Harry Maguire and Adam Idah have experienced international breaks at totally polarised ends of the footballing spectrum. 

For Maguire, an unfortunate – albeit rusty-looking – own goal at a hostile Hampden Park compounded further misery on the misfiring Manchester United defender and intensified the social media pile-on towards one of Gareth Southgate’s most trusted England servants. 

But for Idah, an emphatic early penalty against the Netherlands and all-round barnstorming Dublin display catapulted the Norwich City and Ireland striker’s reputation to greater, now seemingly Carrow Road-transcending, heights. 

Idah proved a constant thorn in the European heavyweights – and, most eye-catchingly, Virgil van Dijk’s – side in the Irish capital, banishing his Parisian demons from three days earlier where, having purchased a copy during a Rugby World Cup-fuelled trip to Marseille over the weekend, I discovered he was slapped with a brutal three-out-of-ten rating by famous French sports newspaper L'Équipe after Ireland’s 2-0 defeat at Parc des Princes. 

But while Maguire and Idah have been through contrasting weeks on football’s unforgiving weekly treadmill, there’s one thing they both have in common – they’re both players fans love to take aim at and scapegoat. 

The treatment of Maguire – by England, Manchester United ‘supporters’ and beyond – has reached its unedifying crescendo in recent weeks, a player once so revered by the English footballing public but now, after a series of admittedly sub-par and occasionally comical defensive displays, being reduced to nothing more than a meme and convenient punchbag for fickle fans to hit out at. 

Let’s not forget – this is a player who helped successfully steer England to a World Cup semi-final, grabbing a knockout stage goal in the process and then playing a similarly crucial role in the side that reached a first major final since 1966. 

Of course, he’s made some high-profile mistakes in a struggling United team in recent years – although which of their players hasn’t? – been frozen out by Erik ten Hag and, after failing to secure a move to West Ham this summer, now finds his career at a crossroads. 

But does a player who has functioned as such a pivotal protagonist in the most successful England side since the days of Sir Alf Ramsey, continues to resiliently turn out for his country – delivering a defiant, solid display against Ukraine in Wroclaw – and then admirably face the media afterwards really deserve such virulent levels of abuse from keyboard warriors, pundits and ‘fans’? 

And speaking of ‘fans’, it’s worth noting that those loyal England supporters who follow Southgate’s side home and away continued to sing Maguire’s name in the heat of the Hampden cauldron, a revealing deviation from the attitudes of those who love to sit at home, sneer and tweet a barrage of abuse. 
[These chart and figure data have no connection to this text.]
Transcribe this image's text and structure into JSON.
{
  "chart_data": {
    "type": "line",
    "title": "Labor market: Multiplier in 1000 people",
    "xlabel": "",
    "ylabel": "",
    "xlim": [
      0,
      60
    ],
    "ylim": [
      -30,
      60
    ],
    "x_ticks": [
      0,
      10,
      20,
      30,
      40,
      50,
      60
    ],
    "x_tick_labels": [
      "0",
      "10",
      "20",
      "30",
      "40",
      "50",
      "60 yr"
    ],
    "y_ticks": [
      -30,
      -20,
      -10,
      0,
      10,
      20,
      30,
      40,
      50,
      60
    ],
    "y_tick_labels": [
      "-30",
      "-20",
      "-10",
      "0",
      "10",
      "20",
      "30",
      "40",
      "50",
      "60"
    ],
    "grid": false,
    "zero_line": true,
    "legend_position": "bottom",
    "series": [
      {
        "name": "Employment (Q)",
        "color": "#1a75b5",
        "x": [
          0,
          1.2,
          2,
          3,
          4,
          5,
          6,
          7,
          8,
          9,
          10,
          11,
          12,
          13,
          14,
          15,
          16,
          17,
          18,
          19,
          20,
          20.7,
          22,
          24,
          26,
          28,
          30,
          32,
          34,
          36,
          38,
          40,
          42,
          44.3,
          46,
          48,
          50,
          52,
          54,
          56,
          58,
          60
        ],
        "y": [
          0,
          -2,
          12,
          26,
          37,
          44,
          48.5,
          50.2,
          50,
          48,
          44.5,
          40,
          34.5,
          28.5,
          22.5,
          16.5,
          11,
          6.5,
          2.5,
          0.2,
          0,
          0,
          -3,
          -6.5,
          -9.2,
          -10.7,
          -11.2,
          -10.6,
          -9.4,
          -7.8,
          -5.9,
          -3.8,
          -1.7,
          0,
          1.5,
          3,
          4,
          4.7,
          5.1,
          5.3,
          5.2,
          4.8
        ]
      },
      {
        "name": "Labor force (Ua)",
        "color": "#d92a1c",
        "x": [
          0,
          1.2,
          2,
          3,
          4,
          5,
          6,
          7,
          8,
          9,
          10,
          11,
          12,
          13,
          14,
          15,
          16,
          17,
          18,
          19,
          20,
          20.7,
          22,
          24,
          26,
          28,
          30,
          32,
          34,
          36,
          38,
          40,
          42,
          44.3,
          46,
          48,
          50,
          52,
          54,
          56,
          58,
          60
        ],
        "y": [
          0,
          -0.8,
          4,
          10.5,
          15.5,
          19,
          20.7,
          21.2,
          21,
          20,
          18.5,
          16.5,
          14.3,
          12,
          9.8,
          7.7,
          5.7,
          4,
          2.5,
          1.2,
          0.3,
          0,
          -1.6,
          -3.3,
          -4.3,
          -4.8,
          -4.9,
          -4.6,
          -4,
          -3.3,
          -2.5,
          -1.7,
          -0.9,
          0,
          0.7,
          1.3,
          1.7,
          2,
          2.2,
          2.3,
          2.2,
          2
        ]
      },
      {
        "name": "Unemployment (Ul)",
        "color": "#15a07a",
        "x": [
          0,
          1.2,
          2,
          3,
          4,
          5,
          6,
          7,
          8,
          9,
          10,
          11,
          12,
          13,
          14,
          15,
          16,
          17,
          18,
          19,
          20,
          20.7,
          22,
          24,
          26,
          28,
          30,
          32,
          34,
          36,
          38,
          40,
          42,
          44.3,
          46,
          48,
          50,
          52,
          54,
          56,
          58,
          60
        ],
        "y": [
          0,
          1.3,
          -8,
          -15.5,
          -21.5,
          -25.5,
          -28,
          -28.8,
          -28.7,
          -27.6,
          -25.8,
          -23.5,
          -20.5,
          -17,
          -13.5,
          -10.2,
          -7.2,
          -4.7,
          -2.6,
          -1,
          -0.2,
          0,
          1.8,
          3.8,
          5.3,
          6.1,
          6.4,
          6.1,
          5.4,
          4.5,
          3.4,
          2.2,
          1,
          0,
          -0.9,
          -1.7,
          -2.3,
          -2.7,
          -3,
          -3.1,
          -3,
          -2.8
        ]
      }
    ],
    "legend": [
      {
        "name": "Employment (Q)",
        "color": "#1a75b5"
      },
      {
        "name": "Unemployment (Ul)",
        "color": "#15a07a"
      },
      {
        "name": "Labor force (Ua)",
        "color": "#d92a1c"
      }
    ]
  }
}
The Pink Un: Harry Maguire was constantly jeered during England's win over Scotland

Maguire’s impressive career may now well have embarked on a terminally downwards trajectory but for in-form Idah, a player eight years younger and at the opposite end of his footballing journey, it’s been a similarly unsavoury story in recent times. 

Mirroring Maguire, a cursory glance at social media can reveal the grim extent of Idah’s hostile treatment over the last couple of years, a trend that has even manifested itself at matches when he enters the Carrow Road fray. 

Prior to his dramatic opening day winner against Hull, several groans and complaints around me were audible when Idah was introduced as a second-half substitute so, as a fan who has recognised his broader impact over the past two seasons – when considering minutes played, his goalscoring record is also not as bad as it looks – it served as an even greater source of satisfaction when he triggered that late, Liam Rosenior-infuriating ecstasy to put two fingers up to all those who wrote him off. 

Some fans just love to moan and, in the case of both Maguire and Idah, either fickly forget about the past or alternatively, neglect what may happen in the future and refuse to get behind a player to help them reach their potential.  

They’ve had polarised weeks and are at opposite ends of their careers – but perhaps what Maguire and Idah have in common should teach fans to quit the unnecessary snarling, remain more level-headed and get better at remembering either their players’ former glories or ability to work hard and improve.